Additional evidence that Nrdp1 and ErbB3 interact in vivo was obtained by staining transfected COS-7 cells with a rabbit antiserum against ErbB3 and a mouse anti-FLAG antibody (Fig. 8, which is published as supporting information on the PNAS web site, www.pnas.org). In the cells transfected with either ErbB3 or FLAG-tagged Nrdp1, these proteins were found both on the membrane and in the cytosol, but with distinct distributions. However, in the cells cotransfected with both ErbB3 and Nrdp1, these proteins were colocalized in the cytosol (Fig. 8).

Nrdp1 Promotes ErbB3 Degradation.

Because Nrdp1 binds ErbB3, we examined whether Nrdp1 functions as an E3 and stimulates ErbB3 degradation. The 293T cells were cotransfected with ErbB3 and Nrdp1. As shown in Fig. 3A, Nrdp1 strongly reduced ErbB3 accumulation, and this effect of Nrdp1 was prevented by MG132 but not by chloroquine. Although the levels of both species of ErbB3 decreased dramatically upon Nrdp1 transfection, the reduction of the upper band (which probably represents Ser/Thr-phosphorylated ErbB3) seemed to be more prominent. Pulse–chase analysis demonstrated that the effect of Nrdp1 on ErbB3 levels was caused by accelerated degradation of ErbB3, whose half-life decreased from ≈2.5 h to 0.7 h on transfection of Nrdp1 (Fig. 3B). Interestingly, Nrdp1 levels also were elevated by MG132 but not by chloroquine (Fig. 3A). Thus, Nrdp1 also appears to be degraded by proteasomes.

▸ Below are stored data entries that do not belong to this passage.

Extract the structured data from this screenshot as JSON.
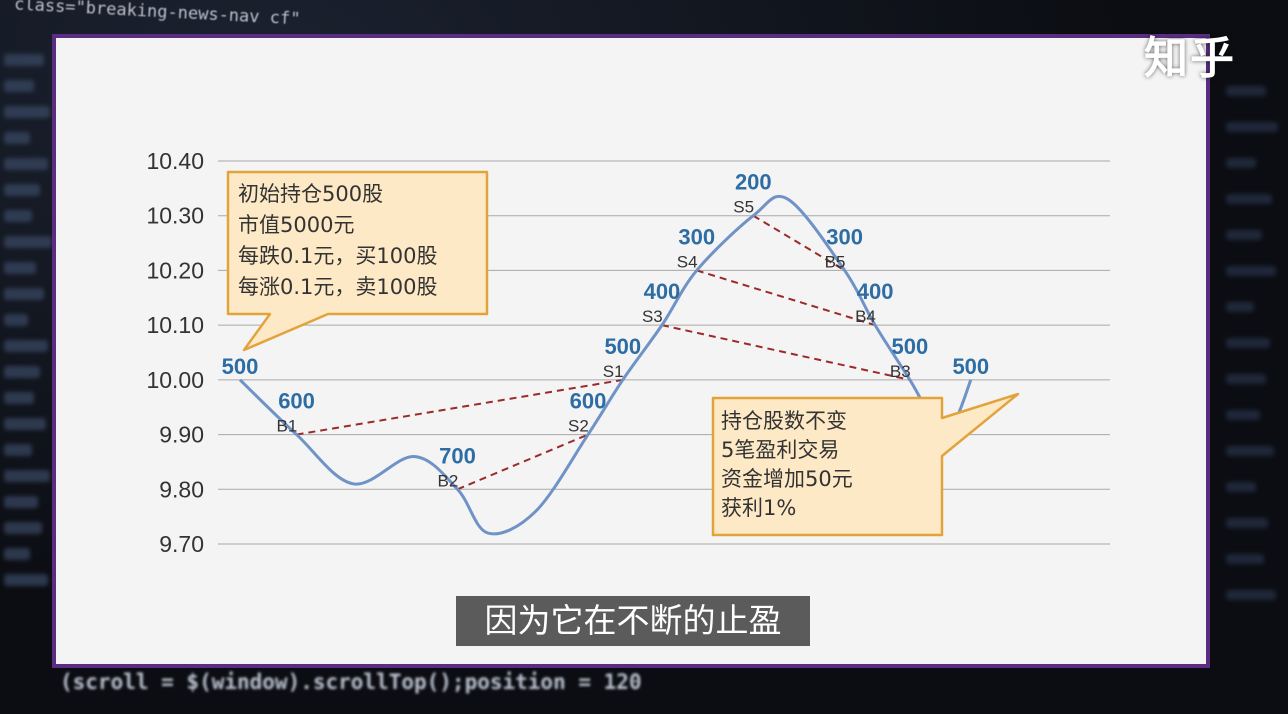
{
  "background": {
    "code_top": "class=\"breaking-news-nav cf\"",
    "code_bottom": "(scroll = $(window).scrollTop();position = 120"
  },
  "logo": "知乎",
  "subtitle": "因为它在不断的止盈",
  "colors": {
    "frame": "#5a2d82",
    "line": "#6f93c7",
    "qty": "#2e6da4",
    "pair": "#9b2a2a",
    "callout_fill": "#fde9c6",
    "callout_border": "#e2a33b"
  },
  "chart_data": {
    "type": "line",
    "y_ticks": [
      "10.40",
      "10.30",
      "10.20",
      "10.10",
      "10.00",
      "9.90",
      "9.80",
      "9.70"
    ],
    "ylim": [
      9.7,
      10.4
    ],
    "xlim": [
      0,
      100
    ],
    "grid": true,
    "series": [
      {
        "values": [
          {
            "x": 0,
            "y": 10.0
          },
          {
            "x": 6.5,
            "y": 9.9
          },
          {
            "x": 13,
            "y": 9.81
          },
          {
            "x": 20,
            "y": 9.86
          },
          {
            "x": 25,
            "y": 9.8
          },
          {
            "x": 28.5,
            "y": 9.72
          },
          {
            "x": 34,
            "y": 9.76
          },
          {
            "x": 40,
            "y": 9.9
          },
          {
            "x": 44,
            "y": 10.0
          },
          {
            "x": 48.5,
            "y": 10.1
          },
          {
            "x": 52.5,
            "y": 10.2
          },
          {
            "x": 59,
            "y": 10.3
          },
          {
            "x": 63,
            "y": 10.33
          },
          {
            "x": 69.5,
            "y": 10.2
          },
          {
            "x": 73,
            "y": 10.1
          },
          {
            "x": 77,
            "y": 10.0
          },
          {
            "x": 80,
            "y": 9.92
          },
          {
            "x": 82,
            "y": 9.92
          },
          {
            "x": 84,
            "y": 10.0
          }
        ]
      }
    ],
    "points": [
      {
        "label": "",
        "qty": "500",
        "x": 0,
        "y": 10.0
      },
      {
        "label": "B1",
        "qty": "600",
        "x": 6.5,
        "y": 9.9
      },
      {
        "label": "B2",
        "qty": "700",
        "x": 25,
        "y": 9.8
      },
      {
        "label": "S2",
        "qty": "600",
        "x": 40,
        "y": 9.9
      },
      {
        "label": "S1",
        "qty": "500",
        "x": 44,
        "y": 10.0
      },
      {
        "label": "S3",
        "qty": "400",
        "x": 48.5,
        "y": 10.1
      },
      {
        "label": "S4",
        "qty": "300",
        "x": 52.5,
        "y": 10.2
      },
      {
        "label": "S5",
        "qty": "200",
        "x": 59,
        "y": 10.3
      },
      {
        "label": "B5",
        "qty": "300",
        "x": 69.5,
        "y": 10.2
      },
      {
        "label": "B4",
        "qty": "400",
        "x": 73,
        "y": 10.1
      },
      {
        "label": "B3",
        "qty": "500",
        "x": 77,
        "y": 10.0
      },
      {
        "label": "",
        "qty": "500",
        "x": 84,
        "y": 10.0
      }
    ],
    "pairs": [
      [
        "B1",
        "S1"
      ],
      [
        "B2",
        "S2"
      ],
      [
        "S3",
        "B3"
      ],
      [
        "S4",
        "B4"
      ],
      [
        "S5",
        "B5"
      ]
    ],
    "annotations": [
      {
        "lines": [
          "初始持仓500股",
          "市值5000元",
          "每跌0.1元，买100股",
          "每涨0.1元，卖100股"
        ]
      },
      {
        "lines": [
          "持仓股数不变",
          "5笔盈利交易",
          "资金增加50元",
          "获利1%"
        ]
      }
    ]
  }
}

Fig 3. — Nrdp1 promotes ErbB3 degradation. (A) Nrdp1 reduces ErbB3 accumulation but not in the presence of the proteasome inhibitor MG132. 293T cells were transfected with plasmids encoding ErbB3 and/or FLAG-tagged Nrdp1 and incubated for 24 h. The cells were then incubated in fresh medium with none, 5 μM MG132, or 100 μM chloroquine for an additional 14 h. The cell lysates were analyzed by immunoblotting by using anti-ErbB3 (Neomarker) and anti-FLAG antibody. β-actin was used as a control for loading. (B) Nrdp1 potentiates ErbB3 degradation. 293T cells were transfected with ErbB3 in the absence or presence of FLAG-tagged Nrdp1. The cells were then pulse-labeled with [³⁵S]Met and [³⁵S]Cys and chased for the indicated periods of time. The bar graph under the blot indicates relative amounts of ErbB3 in the samples. (C) Nrdp1-mediated ErbB3 degradation is independent of receptor heterodimerization and ligand stimulation. 293T cells were transfected with ErbB3, EGFR, and FLAG-tagged Nrdp1 in the different combinations as indicated and then were untreated or treated with 100 nM neuregulin-1α or EGF for 3 h. The cell lysates were analyzed by immunoblotting by using anti-ErbB3, anti-EGFR, anti-FLAG, or anti-β-actin antibodies, whereas the immunoprecipitates by anti-ErbB3 were used for detection of phospho-Tyr by anti-P-Tyr.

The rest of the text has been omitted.